Marvell was elected to Parliament as a representative for Hull in 1659. He remained a member of Parliament for the rest of his life, a span of nearly twenty years. During his tenure in Parliament, he continued to travel widely, accompanying the earl of Carlisle on a tour of Russia, Sweden, and Denmark, returning to England in 1665. Though Marvell is little remembered today as a politician, he was in his day an active and conscientious supporter of his constituents’ interests, as his numerous letters to the mayor and aldermen of Hull show. After the Restoration, Marvell was sometimes outspoken in his criticism of Charles II’s government, and in 1667 he wrote “Last Instructions to a Painter,” a poem satirizing various politicians and political affairs of the day, particularly the conduct of the 1667 naval campaign against the Dutch. He also gained some notoriety as a political pamphleteer, most notably for his two-part The Rehearsal Transpros’d (1672-1673), a clarion call for religious tolerance in the face of a campaign for religious conformity being waged by Samuel Parker, a Church of England divine. In the early 1670’s, it was feared that Charles II was conspiring with the Catholic Louis XIV of France to curtail the religious and political freedom of his subjects; in reaction, Marvell, operating under an assumed name, took part in a clandestine, pro-Protestant campaign designed to influence English foreign policy and compel Charles and the English forces to conclude hostilities with the Dutch. When Marvell died on August 16, 1678, in London as a result of a physician’s mistreatment of a fever, it was rumored that he was the victim of a political murder.

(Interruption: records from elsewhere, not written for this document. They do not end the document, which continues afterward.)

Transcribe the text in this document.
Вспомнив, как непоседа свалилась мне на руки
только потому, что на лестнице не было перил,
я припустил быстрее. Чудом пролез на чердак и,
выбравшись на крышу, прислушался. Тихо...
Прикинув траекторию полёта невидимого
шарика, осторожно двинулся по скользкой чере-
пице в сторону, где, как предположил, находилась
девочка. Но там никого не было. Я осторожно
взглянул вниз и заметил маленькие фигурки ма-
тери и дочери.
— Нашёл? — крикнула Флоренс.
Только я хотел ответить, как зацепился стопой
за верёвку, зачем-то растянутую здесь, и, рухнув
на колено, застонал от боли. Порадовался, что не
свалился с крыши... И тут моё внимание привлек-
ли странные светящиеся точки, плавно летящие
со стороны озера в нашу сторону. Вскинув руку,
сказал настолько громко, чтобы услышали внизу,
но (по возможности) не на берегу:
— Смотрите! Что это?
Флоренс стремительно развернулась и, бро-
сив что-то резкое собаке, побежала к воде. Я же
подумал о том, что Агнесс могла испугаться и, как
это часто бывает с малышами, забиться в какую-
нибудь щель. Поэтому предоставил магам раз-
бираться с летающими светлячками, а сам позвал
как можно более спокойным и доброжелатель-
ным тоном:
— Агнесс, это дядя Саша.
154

During Marvell’s life, few of his poems were published, and he was known in his day primarily for his pamphlets and a few verse and prose satires. In 1681, three years after his death, a collection that included many of his lyrical pastoral poems was published from papers brought forward by his housekeeper, Mary Palmer, who claimed to be his wife. Although these poems enjoyed some popularity at their publication, Marvell remained relatively unknown as a poet until his “rediscovery” by later writers such as Charles Lamb and Alfred, Lord Tennyson, in the nineteenth century and T. S. Eliot in the twentieth.